Enviada em 27/10/2020

Crise de 2020

Desde a quebra da Bolsa de Valores de Nova York em 1929, que causou uma grande crise econômica, ninguém imaginaria que haveria outra grande depressão financeira como essa. No entanto, esse pensamento mudou no atual ano de 2020.

Isso porque, de acordo com o Fundo Monetário Internacional (FMI), a economia de 2020 vai registrar a pior performance desde o evento citado anteriormente. Isso já que houve uma quarentena para diminuir o contagio da doença, que levou as pessoas a ficarem mais tempo em casa e consumirem menos. Ocorreu também de milhares de pessoas serem demitidas pois, com os comércios fechados, não haveria como manter os empregados. Segundo o Ministério da Economia, mais de 800 mil pessoas foram dispensadas no Brasil só no mês de março.

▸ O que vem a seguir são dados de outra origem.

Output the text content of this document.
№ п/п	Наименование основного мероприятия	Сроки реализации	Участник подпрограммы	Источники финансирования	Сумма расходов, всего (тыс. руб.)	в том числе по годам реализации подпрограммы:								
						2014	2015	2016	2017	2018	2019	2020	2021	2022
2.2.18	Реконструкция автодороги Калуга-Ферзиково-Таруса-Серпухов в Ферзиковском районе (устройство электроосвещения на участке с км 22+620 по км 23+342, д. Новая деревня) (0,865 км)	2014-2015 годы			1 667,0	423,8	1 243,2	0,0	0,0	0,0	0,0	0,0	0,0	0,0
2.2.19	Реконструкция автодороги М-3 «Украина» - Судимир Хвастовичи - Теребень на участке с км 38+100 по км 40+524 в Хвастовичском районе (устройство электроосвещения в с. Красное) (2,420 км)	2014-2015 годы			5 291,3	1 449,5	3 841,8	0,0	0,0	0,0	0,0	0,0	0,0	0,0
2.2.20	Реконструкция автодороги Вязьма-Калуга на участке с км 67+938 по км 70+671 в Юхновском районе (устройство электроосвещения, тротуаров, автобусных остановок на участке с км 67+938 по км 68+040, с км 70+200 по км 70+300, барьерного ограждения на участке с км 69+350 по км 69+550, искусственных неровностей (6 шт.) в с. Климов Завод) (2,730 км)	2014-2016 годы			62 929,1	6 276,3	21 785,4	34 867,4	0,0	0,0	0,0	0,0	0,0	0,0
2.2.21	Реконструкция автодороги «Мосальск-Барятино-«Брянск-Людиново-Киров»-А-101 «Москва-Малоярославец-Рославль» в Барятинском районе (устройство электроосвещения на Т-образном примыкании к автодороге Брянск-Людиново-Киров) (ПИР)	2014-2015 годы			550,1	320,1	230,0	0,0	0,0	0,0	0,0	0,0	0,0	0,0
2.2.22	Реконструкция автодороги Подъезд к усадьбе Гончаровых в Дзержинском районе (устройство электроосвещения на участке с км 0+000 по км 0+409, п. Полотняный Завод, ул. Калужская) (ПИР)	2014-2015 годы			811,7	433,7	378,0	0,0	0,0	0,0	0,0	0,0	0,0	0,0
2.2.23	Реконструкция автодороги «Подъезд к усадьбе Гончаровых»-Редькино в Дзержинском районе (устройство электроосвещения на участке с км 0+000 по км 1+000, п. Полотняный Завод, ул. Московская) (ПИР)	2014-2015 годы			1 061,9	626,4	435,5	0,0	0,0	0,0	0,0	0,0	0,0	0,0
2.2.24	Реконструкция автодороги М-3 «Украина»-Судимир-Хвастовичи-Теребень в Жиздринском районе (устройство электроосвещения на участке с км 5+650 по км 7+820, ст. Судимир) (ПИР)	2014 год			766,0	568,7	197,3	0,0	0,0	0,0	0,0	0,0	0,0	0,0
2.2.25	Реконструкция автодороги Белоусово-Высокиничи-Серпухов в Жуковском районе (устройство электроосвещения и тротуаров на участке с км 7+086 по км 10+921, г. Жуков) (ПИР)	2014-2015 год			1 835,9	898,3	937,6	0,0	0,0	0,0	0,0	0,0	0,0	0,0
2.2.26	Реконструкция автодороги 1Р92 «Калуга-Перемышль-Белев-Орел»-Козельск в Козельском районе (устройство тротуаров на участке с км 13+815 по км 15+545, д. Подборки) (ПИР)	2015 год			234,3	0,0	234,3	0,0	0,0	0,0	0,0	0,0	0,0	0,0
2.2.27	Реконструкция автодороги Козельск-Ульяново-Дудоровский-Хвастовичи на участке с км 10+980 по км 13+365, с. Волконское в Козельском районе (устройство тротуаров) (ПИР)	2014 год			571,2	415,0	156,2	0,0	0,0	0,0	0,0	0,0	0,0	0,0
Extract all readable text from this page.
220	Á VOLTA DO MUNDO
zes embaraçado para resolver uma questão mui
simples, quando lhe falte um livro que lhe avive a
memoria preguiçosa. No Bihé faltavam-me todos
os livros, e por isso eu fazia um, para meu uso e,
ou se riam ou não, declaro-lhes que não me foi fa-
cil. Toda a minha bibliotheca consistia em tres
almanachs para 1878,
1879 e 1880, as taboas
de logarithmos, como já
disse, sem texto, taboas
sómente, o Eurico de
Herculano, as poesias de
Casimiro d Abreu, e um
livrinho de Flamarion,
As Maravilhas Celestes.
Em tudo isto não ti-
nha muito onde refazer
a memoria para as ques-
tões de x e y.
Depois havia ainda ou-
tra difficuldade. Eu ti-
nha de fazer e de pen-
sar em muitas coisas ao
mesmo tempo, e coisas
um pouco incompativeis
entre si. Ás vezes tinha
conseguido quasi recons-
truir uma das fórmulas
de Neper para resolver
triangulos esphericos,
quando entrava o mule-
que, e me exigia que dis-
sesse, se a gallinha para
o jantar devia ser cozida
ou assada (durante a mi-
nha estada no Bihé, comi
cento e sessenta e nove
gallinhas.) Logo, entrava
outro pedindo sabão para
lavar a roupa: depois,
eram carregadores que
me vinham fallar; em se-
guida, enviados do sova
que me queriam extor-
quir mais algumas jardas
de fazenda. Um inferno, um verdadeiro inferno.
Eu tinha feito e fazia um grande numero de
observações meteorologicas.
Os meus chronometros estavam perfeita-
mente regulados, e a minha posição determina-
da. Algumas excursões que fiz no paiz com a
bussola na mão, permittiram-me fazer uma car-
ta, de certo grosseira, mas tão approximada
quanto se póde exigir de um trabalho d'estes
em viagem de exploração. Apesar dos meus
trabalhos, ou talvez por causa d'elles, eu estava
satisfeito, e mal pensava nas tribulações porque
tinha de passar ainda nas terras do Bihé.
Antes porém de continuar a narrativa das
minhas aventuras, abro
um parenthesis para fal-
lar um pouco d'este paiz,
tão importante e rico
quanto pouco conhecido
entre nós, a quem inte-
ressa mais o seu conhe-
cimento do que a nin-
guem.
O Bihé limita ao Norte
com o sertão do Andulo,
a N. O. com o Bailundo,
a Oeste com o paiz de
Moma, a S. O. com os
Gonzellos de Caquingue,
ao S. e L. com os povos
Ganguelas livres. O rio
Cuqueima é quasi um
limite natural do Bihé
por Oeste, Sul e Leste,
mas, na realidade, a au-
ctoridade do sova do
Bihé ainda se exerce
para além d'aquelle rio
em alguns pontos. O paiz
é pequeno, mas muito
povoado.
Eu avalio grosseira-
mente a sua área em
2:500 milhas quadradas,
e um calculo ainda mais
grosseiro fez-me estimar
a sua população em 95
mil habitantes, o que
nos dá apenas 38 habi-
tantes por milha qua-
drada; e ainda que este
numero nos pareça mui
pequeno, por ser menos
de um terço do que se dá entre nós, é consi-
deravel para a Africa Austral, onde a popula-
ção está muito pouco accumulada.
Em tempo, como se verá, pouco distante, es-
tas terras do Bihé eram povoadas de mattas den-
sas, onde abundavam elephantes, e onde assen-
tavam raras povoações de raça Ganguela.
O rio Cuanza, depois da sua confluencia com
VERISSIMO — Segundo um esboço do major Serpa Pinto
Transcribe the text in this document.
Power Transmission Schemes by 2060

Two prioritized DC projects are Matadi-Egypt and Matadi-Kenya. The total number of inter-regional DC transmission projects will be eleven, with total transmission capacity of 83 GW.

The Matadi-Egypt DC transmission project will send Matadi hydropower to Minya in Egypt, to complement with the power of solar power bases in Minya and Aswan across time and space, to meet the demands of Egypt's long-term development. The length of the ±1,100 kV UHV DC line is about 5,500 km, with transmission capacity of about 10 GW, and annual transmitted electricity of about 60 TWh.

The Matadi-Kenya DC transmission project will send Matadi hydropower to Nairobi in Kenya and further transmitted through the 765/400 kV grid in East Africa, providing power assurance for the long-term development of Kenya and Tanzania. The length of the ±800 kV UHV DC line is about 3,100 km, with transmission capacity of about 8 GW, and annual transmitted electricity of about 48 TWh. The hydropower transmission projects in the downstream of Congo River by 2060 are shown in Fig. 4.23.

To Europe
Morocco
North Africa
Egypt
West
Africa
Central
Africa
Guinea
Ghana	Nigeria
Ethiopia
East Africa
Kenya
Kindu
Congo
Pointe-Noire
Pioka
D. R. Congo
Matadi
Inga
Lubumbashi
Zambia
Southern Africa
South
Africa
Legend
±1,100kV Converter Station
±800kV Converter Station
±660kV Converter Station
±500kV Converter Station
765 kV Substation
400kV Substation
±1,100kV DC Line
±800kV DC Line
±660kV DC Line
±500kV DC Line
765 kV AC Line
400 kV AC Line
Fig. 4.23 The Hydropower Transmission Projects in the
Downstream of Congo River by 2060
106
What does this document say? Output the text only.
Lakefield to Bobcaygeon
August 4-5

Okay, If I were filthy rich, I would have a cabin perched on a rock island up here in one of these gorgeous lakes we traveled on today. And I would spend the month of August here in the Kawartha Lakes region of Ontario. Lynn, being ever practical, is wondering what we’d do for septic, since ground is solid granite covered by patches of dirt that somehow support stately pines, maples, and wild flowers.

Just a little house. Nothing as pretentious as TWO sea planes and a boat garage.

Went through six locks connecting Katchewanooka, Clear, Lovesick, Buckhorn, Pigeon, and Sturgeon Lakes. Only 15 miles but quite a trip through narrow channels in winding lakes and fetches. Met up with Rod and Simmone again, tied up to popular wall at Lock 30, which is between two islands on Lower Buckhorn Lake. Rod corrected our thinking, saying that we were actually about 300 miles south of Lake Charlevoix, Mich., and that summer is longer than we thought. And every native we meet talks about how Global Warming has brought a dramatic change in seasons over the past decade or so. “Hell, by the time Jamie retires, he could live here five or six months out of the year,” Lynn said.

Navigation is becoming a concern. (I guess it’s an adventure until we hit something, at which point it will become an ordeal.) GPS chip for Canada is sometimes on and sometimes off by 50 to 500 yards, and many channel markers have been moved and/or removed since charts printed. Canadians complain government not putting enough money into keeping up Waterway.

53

Além disso, viagens, negócios e eventos foram cancelados no mundo todo, contribuindo para o agravamento da economia. Dessa forma, para a economia se recuperar levaria muito tempo: anos, segundo a Organização para a Cooperação e Desenvolvimento Econômico (OCDE). Demoraria todo esse tempo pois um número muito grande de empresas foi à falência e muitas pessoas perderam seus empregos.

À vista disso, seriam necessárias medidas para a economia voltar a girar aos poucos. A mais importante, sem dúvidas, seria continuar respeitando o isolamento social e o uso de máscara. Assim, o contágio é depreciado e, com isso, mais comércios abrirão. Também seria precisa a concessão de créditos para os que necessitam, como o auxílio emergencial no Brasil. Por fim, a reinvenção para os desempregados seria bem-vinda, e assim, usar a criatividade para criar uma fonte de renda.